Please Wong May, in "The American Best Seller", scare the bejeezus from me with your wordlessness:

                        "This is me your
                        murderer calling from
                        Florida at 3:15
                        sorry to wake you
                        up I'm describing
                        that  scene
                        I need your

                        help." Let me
                        think
                        about it
                        I say, and I

                        walk barefoot
                        to the bathroom
                        & wash my face

In their unraveling from the traditional form, a perfect lack of balance has been found. The bulk of these poems make me incredibly uneasy-particularly because of all that is missing. But also because Wong May sheds a good amount of blood and she has a dirty mouth-it is all really very becoming. She doesn't close the doors that she opens, and worse yet, she opens the doors that are already open, and closes the doors that are already closed. Perhaps these are David Ignatow poems that she has written, that have been pecked at by black birds.

But unlike Ignatow, I think, Wong May is much more concerned with where her words are on the page. Her decisions about lineation are essential to the success of the poem. I am in awe with this, partly because my own poems have no dependence on lineation. My words take hold in their own context, not necessarily through positioning. But I've no doubt experimented (maybe to no avail). Wong May's are somehow more beautiful to look at; her poems are to be appreciated with the eyes perhaps-perhaps poems to be read all at once, not from top to bottom. I see the spaces as much as I see the actual words. It is unclear how these poems don't topple over. As I read "Beer" over again, I realize that I do not read "(out of the house", but allow them to float, subconsciously.
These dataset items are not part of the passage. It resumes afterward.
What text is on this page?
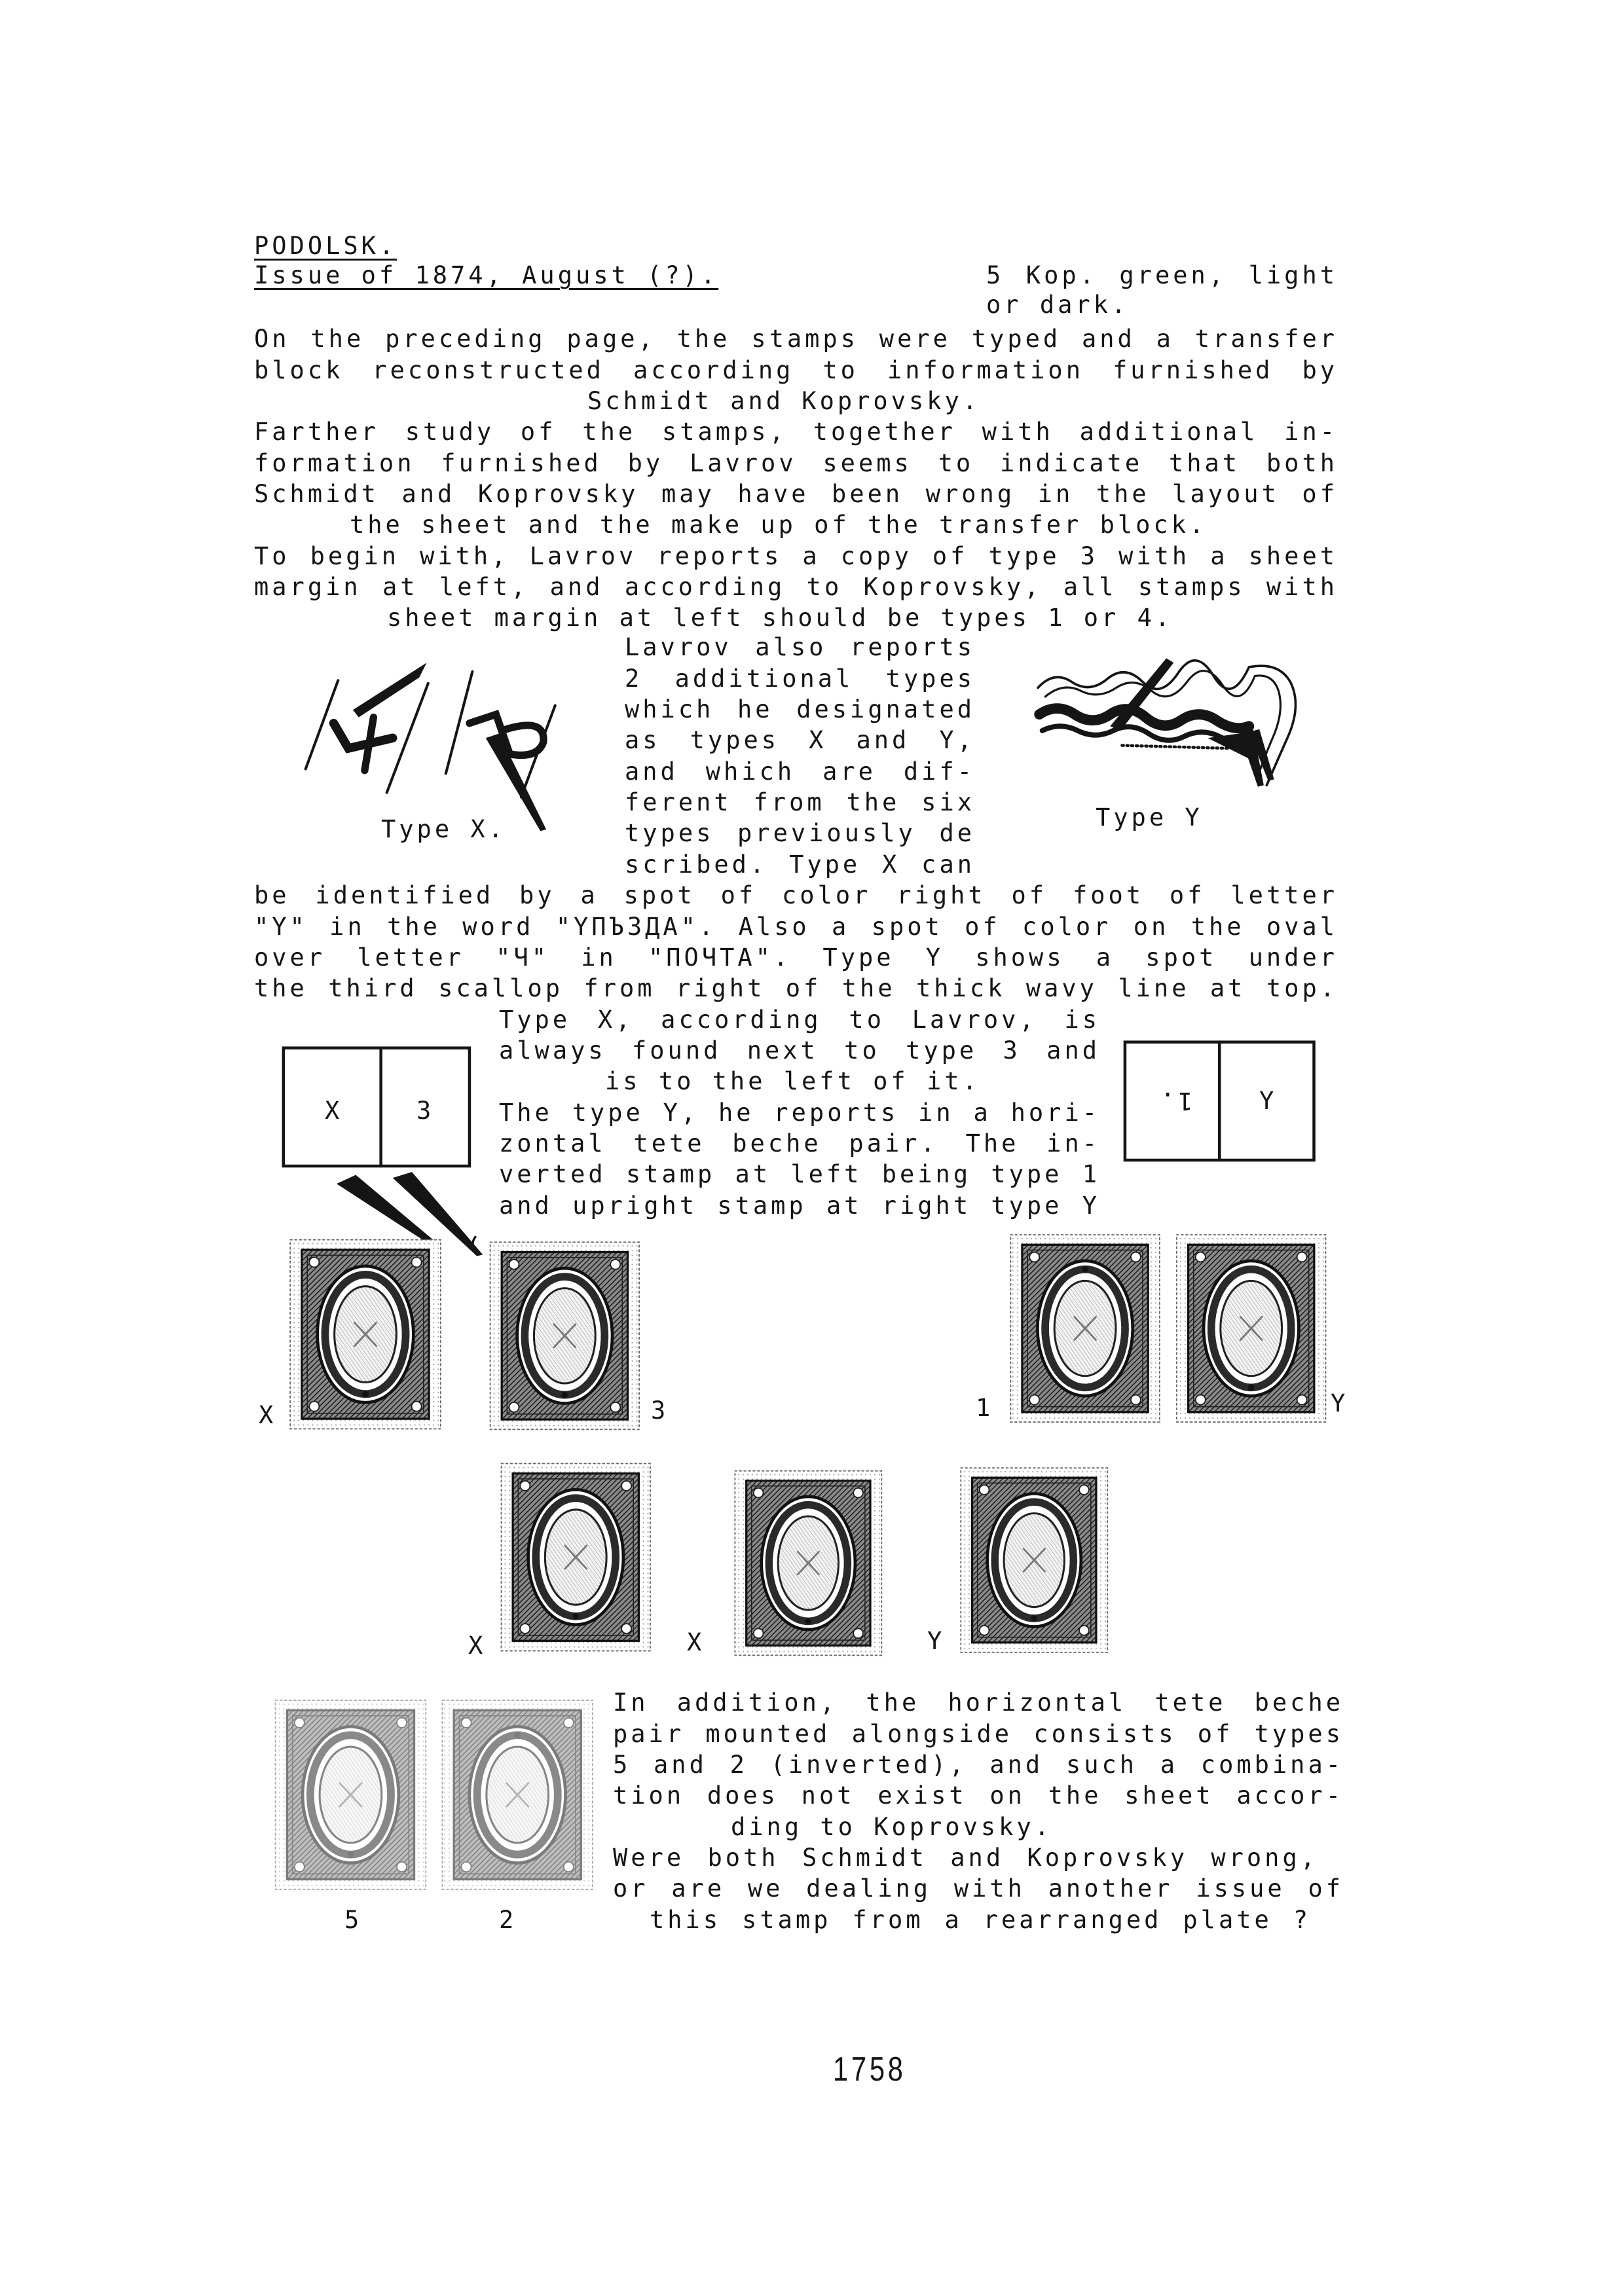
PODOLSK.
Issue of 1874, August (?).	5 Kop. green, light
or dark.
On the preceding page, the stamps were typed and a transfer
block reconstructed according to information furnished by
Schmidt and Koprovsky.
Farther study of the stamps, together with additional in-
formation furnished by Lavrov seems to indicate that both
Schmidt and Koprovsky may have been wrong in the layout of
the sheet and the make up of the transfer block.
To begin with, Lavrov reports a copy of type 3 with a sheet
margin at left, and according to Koprovsky, all stamps with
sheet margin at left should be types 1 or 4.
Lavrov also reports
2 additional types
which he designated
as types X and Y,
and which are dif-
ferent from the six
types previously de
scribed. Type X can
Type X.	Type Y
be identified by a spot of color right of foot of letter
"Y" in the word "YПЪЗДА". Also a spot of color on the oval
over letter "Ч" in "ПОЧТА". Type Y shows a spot under
the third scallop from right of the thick wavy line at top.
Type X, according to Lavrov, is
always found next to type 3 and
is to the left of it.
The type Y, he reports in a hori-
zontal tete beche pair. The in-
verted stamp at left being type 1
and upright stamp at right type Y
X	3	1.	Y
X	3	1	Y
X	X	Y
5	2
In addition, the horizontal tete beche
pair mounted alongside consists of types
5 and 2 (inverted), and such a combina-
tion does not exist on the sheet accor-
ding to Koprovsky.
Were both Schmidt and Koprovsky wrong,
or are we dealing with another issue of
this stamp from a rearranged plate ?
1758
                        There is this darkness rising
                        from under the table under
                        The bed

                        I'll give you 3 crumbs
                        if you stop at my breast

                        There it is climbing
                        up my legs. My left arm
                        is numb. Soon the table
                        will be floating

                                    (out of the house

                        With us at it
                        Still drinking beer

She allows the darkness to be even more mysterious by shifting our focus to "you" in the second stanza (am I the darkness?). This is where the uneasiness arrives. I am unsure how she feels about me. I am unsure how I feel about her. She makes me question both our roles in this whole mess. At the end of "Ankles": "Leave my ankles//alone you (who have/tossed me on your/knees) said probably//to Death or was it/Death speaking"
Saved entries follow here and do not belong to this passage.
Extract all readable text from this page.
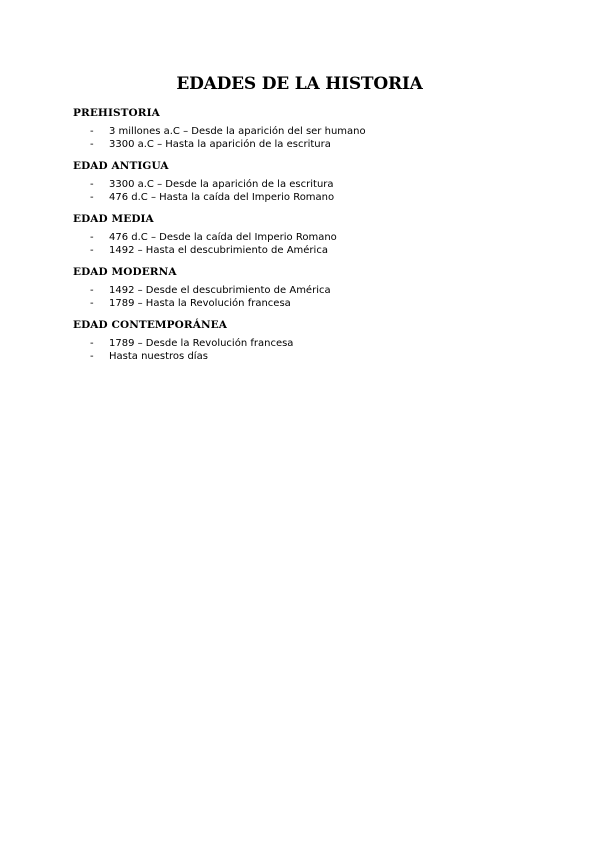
EDADES DE LA HISTORIA
PREHISTORIA
- 3 millones a.C – Desde la aparición del ser humano
- 3300 a.C – Hasta la aparición de la escritura
EDAD ANTIGUA
- 3300 a.C – Desde la aparición de la escritura
- 476 d.C – Hasta la caída del Imperio Romano
EDAD MEDIA
- 476 d.C – Desde la caída del Imperio Romano
- 1492 – Hasta el descubrimiento de América
EDAD MODERNA
- 1492 – Desde el descubrimiento de América
- 1789 – Hasta la Revolución francesa
EDAD CONTEMPORÁNEA
- 1789 – Desde la Revolución francesa
- Hasta nuestros días
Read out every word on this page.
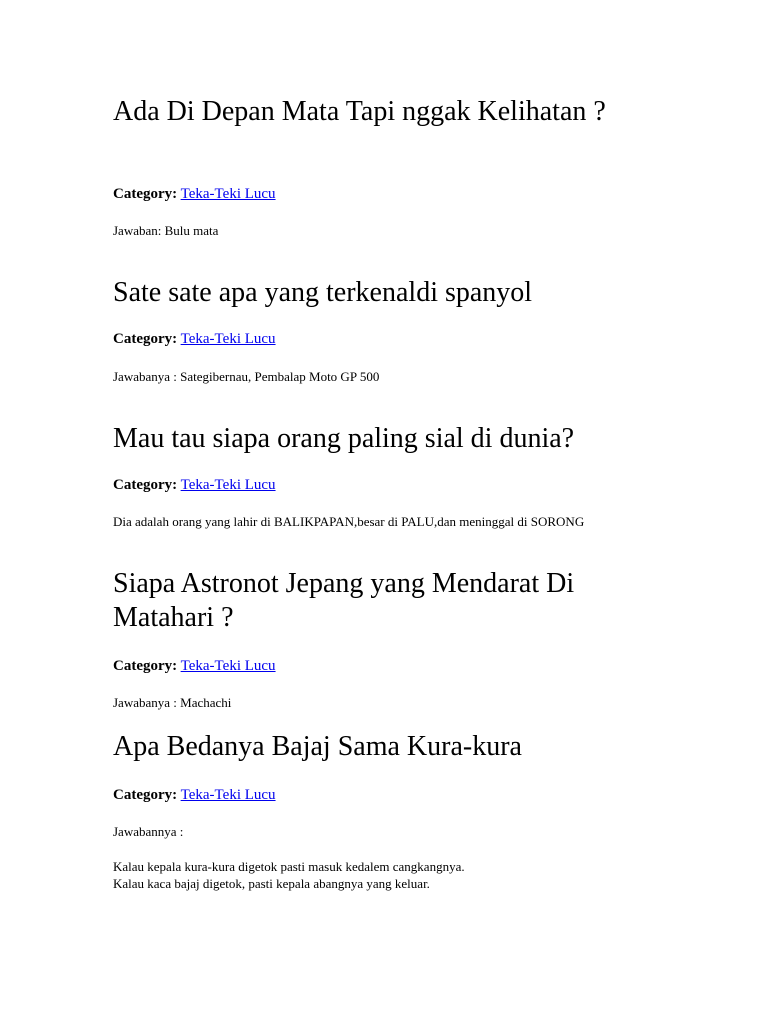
Ada Di Depan Mata Tapi nggak Kelihatan ?
Category: Teka-Teki Lucu
Jawaban: Bulu mata
Sate sate apa yang terkenaldi spanyol
Category: Teka-Teki Lucu
Jawabanya : Sategibernau, Pembalap Moto GP 500
Mau tau siapa orang paling sial di dunia?
Category: Teka-Teki Lucu
Dia adalah orang yang lahir di BALIKPAPAN,besar di PALU,dan meninggal di SORONG
Siapa Astronot Jepang yang Mendarat Di Matahari ?
Category: Teka-Teki Lucu
Jawabanya : Machachi
Apa Bedanya Bajaj Sama Kura-kura
Category: Teka-Teki Lucu
Jawabannya :
Kalau kepala kura-kura digetok pasti masuk kedalem cangkangnya.
Kalau kaca bajaj digetok, pasti kepala abangnya yang keluar.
I've found myself drawn to Wong May's fragile little poems. They deserve more elbow-room in the conversation, and could serve as an appropriate second entry point for any look at Chinese-American poetry, or for that matter, a second entry point for anything that has come out of Iowa 3 or 4 decades ago.

--Zachary Schomburg

***

This I do know about Wong May: She is almost completely undocumented, unphotographed, and unreviewed. She got a BA at the University of Singapore, got her MFA at the University of Iowa in 1968, and wrote three books of poems (Reports [1974] and Superstitions [1978]). In 1978, she curled up into a tiny ball and disappeared.